The speaker associates her father with fascism and brutality and there by implies that women love this brutality of men. Perhaps she too loved such a man or has seen other women fancy such men. When the speaker remembers her father she thinks of him standing at the blackboard, “with a cleft chin instead of a cleft foot”. The speaker calls her father a black man who “bit my pretty red heart in two” which probably means that he broke her heart. Her father died when she was ten and when she was twenty she tried to commit suicide to join him in after life. After this suicide attempt she got back in life and began to fix things in her life. The speaker goes on the say that after this she created a model of her father and gave him both a “Meinkampf look” and “a love of the rack and screw”. She goes on to say “so daddy, I’m finally through” which probably means that she doesn’t need her actual father anymore, which is strange since he’s already dead. The speaker probably is trying to imply that she doesn’t need her father anymore even in her memories.

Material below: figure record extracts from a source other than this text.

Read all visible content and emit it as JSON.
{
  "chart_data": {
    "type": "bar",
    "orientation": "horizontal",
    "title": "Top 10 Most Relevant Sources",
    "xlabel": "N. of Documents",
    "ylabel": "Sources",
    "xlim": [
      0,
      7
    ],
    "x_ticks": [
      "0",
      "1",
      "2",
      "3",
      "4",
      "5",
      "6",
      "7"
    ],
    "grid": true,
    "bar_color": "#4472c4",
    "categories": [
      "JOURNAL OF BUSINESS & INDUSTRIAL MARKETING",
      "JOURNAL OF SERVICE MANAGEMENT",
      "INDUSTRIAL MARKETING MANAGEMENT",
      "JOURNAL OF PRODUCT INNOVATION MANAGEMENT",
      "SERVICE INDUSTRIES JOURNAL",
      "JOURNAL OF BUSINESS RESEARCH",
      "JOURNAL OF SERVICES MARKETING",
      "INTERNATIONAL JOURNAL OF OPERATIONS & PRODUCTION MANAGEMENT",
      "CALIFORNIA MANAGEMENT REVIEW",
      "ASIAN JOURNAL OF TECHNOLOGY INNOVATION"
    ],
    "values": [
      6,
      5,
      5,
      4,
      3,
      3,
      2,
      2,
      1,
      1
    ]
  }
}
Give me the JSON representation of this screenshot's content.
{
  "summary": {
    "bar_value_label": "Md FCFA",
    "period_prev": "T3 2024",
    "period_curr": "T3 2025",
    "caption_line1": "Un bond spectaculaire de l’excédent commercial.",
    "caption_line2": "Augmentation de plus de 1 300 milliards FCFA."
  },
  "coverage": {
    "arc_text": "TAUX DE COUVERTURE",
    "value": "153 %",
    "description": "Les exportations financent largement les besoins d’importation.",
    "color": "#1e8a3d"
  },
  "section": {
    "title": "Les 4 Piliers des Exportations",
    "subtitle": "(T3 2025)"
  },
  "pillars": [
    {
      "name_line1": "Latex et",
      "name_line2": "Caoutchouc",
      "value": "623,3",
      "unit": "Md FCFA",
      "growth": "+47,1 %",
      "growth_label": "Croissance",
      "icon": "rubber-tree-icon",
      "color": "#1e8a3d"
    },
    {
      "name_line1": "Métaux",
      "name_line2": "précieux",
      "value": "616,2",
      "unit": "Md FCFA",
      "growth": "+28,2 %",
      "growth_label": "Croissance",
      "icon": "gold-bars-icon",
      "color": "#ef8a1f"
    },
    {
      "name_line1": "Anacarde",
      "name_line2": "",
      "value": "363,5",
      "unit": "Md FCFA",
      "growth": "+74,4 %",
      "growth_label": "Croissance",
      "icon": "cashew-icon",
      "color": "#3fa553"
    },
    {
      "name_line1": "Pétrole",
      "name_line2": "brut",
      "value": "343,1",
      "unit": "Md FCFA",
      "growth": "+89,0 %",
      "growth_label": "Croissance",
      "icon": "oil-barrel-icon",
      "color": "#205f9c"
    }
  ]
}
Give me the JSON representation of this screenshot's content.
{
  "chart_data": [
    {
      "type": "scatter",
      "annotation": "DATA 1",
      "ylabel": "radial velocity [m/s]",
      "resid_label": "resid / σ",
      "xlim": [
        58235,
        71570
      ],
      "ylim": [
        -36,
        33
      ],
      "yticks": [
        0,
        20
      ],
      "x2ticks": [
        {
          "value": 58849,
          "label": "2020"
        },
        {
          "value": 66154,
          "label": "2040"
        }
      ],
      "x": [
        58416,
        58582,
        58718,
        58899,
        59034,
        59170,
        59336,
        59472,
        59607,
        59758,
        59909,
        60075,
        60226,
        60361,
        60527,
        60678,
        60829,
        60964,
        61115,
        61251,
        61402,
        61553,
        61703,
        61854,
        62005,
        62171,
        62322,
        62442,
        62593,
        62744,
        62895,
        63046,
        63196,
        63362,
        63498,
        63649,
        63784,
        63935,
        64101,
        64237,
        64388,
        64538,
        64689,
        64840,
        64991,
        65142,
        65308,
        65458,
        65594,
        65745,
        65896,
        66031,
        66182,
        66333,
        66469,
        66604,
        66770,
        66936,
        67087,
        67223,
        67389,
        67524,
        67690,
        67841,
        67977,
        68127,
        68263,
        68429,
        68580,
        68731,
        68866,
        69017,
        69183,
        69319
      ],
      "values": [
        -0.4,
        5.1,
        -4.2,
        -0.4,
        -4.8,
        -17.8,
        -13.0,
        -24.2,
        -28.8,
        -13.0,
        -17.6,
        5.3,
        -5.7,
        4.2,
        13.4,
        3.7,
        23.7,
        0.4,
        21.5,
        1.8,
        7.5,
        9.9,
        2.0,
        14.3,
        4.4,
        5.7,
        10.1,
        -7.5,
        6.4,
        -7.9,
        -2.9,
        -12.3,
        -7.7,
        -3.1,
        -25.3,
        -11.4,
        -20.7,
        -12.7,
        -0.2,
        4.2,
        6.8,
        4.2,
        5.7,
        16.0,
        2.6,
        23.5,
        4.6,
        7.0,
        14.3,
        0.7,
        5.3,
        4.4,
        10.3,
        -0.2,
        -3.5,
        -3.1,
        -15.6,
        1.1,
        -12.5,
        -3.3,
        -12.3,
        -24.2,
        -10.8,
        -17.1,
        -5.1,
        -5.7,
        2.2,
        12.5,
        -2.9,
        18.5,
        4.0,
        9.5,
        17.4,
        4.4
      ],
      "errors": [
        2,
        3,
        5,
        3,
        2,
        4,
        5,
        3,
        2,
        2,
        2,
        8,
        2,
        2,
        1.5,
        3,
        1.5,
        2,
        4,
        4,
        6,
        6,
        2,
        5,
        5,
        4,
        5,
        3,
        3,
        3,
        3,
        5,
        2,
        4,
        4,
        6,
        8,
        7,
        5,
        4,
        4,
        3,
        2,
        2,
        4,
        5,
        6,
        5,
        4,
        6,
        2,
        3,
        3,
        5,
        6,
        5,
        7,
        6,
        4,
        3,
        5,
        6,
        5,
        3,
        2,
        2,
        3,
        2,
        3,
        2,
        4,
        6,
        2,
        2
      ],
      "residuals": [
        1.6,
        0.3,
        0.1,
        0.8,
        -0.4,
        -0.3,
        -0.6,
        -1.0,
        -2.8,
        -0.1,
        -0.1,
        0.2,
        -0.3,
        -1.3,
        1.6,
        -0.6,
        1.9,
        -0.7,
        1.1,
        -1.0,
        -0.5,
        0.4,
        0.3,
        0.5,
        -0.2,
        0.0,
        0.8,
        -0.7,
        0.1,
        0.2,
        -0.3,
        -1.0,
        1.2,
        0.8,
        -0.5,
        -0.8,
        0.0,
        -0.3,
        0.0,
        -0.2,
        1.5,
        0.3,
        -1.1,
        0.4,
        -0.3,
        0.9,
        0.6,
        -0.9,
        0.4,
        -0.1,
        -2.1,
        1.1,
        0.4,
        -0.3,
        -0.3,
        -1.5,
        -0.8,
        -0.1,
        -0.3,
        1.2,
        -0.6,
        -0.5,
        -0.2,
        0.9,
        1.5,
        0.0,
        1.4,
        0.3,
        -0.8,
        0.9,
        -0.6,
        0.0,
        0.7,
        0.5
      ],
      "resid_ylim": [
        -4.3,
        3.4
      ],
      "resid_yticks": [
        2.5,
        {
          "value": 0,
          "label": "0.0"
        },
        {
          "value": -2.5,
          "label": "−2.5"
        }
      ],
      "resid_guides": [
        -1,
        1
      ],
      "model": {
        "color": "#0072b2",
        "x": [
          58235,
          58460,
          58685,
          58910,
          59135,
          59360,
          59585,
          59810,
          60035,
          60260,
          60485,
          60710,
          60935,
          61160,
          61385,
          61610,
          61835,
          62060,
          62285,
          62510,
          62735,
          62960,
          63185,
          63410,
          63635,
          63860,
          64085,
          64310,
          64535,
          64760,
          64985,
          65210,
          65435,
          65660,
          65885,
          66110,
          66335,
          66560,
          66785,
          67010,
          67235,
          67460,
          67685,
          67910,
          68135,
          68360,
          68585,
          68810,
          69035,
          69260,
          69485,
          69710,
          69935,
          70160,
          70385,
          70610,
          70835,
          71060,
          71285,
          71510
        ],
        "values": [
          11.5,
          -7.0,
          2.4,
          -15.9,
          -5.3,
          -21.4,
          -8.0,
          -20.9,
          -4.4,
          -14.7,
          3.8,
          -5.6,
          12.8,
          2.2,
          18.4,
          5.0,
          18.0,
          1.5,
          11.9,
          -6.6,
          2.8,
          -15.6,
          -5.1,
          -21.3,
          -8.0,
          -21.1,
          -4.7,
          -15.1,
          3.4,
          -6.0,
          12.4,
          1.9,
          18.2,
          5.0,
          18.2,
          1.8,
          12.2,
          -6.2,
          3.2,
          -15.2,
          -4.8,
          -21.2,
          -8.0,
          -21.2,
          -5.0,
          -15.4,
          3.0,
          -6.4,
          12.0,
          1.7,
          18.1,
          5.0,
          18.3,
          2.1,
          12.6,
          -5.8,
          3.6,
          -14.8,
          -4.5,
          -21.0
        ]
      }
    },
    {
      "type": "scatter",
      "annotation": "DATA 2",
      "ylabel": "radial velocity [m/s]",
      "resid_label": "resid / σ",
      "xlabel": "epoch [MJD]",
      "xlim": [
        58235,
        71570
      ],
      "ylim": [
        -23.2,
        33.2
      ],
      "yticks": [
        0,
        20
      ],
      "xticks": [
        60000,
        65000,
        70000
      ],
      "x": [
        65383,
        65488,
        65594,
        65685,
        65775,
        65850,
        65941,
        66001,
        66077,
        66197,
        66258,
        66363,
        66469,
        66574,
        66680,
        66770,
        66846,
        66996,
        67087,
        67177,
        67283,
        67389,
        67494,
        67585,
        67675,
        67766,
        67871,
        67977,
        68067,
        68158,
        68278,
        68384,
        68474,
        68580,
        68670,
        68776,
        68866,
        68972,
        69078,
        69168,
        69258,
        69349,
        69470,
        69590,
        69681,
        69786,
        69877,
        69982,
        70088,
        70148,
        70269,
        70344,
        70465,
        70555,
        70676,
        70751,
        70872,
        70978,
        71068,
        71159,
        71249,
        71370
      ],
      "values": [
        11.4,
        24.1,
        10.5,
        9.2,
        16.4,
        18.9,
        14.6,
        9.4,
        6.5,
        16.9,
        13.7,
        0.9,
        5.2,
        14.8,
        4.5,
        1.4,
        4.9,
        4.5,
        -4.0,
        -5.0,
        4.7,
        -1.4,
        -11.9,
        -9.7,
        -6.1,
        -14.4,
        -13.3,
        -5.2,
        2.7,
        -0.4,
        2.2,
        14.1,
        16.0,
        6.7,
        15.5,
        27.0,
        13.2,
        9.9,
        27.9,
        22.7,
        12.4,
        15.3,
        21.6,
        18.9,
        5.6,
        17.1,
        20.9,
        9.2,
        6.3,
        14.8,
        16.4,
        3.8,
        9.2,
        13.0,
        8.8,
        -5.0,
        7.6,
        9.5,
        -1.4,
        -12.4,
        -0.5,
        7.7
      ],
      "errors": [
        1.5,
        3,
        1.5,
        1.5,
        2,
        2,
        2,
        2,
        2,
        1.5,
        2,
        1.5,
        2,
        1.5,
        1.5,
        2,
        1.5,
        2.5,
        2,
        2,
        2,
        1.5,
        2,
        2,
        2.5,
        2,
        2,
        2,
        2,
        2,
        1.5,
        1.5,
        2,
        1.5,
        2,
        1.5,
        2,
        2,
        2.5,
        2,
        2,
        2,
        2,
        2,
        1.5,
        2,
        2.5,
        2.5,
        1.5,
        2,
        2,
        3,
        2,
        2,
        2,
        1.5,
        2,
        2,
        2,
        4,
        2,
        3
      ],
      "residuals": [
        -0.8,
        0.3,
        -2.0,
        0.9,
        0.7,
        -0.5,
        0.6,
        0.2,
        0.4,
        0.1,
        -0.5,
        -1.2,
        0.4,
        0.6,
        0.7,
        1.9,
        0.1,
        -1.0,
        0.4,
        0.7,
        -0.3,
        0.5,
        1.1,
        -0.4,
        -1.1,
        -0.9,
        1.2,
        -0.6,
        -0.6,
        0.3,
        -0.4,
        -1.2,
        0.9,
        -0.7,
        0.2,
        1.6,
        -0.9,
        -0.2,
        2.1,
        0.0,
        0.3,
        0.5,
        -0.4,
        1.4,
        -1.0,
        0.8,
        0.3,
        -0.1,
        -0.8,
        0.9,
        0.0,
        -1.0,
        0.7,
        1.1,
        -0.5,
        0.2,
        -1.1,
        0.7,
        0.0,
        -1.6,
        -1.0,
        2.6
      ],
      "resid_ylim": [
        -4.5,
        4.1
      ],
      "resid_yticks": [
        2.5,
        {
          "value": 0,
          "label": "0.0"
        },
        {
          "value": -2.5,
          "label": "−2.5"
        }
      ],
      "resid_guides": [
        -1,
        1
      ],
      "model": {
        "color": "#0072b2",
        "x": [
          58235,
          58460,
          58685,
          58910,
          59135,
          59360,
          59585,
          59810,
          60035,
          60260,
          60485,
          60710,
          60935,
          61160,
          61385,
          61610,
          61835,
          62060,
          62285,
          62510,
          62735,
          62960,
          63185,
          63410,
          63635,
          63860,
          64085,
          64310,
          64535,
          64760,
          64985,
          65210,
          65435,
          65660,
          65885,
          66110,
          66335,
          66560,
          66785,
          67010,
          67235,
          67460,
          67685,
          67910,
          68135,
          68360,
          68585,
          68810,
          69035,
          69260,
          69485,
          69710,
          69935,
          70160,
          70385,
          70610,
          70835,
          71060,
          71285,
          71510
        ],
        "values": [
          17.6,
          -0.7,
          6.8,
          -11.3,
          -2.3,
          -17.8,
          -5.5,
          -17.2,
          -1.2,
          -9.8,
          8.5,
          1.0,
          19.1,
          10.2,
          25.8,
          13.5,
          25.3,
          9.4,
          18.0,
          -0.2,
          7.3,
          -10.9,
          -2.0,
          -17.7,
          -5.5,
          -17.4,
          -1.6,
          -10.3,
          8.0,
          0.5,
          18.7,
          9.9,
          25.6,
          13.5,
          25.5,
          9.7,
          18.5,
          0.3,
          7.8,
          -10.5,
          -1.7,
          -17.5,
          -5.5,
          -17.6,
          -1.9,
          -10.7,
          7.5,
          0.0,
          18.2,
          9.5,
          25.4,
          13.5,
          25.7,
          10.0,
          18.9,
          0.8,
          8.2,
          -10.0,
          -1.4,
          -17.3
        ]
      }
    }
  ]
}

The speaker says “If I’ve killed one man, I’ve killed two” which probably means that she has the killed the vampire in her father who drank her blood for a year or tormented her for a year and the second man she has killed is her father himself. Further she emphasizes the killing of her father by describing a scene of a village which would celebrate after a vampire has been killed by stabbing a stake through his heart. By describing such a scene she is probably trying to convey how she is happy now that he is dead because of how strict and authoritarian he was. Her concluding line in the poem is “Daddy, daddy you bastard I’m through” to accentuate her feelings and conclude that she is through with her father and all his memories. Plath, speaker of “Daddy” is obsessed with mortality – her father’s mortality, and her own. When the speaker’s father dies, she sees killing herself as the only way to reunite with her father. She also declares that she has to kill him. This poem explores the paradoxes of death, the afterlife, and reminiscences of the past. After all, “Daddy” is addressed to a dead person. “Daddy” is probably one of Plath’s best poems.

This poem can be considered partly autobiographical because the “daddy” in the poem is her own father. Psychologically, this poem a medium through which the speaker vents her anger towards her father. On the surface of the poem the speaker hurls abuses at her father and anger can be seen as the main emotion. However on a deeper level “daddy” is the symbolic man who has oppressed women throughout his life. The poem can also be seen as a symbol of war, genocide, atrocities.

Works Cited

Beckmann, Anja. Sylvia Plath Homepage. 16 April. Web. 14 March 2013. Axelrod, Steven. “Sylvia Plath”. The Literary Encyclopedia. 17 September 2003.Web. 14 March, 2013. Steinberg, Peter. Sylvia Plath Info. December 2007.Web.15 March 2013. Academy of American Poets.Poets Org.1996.Web.15 March 2013.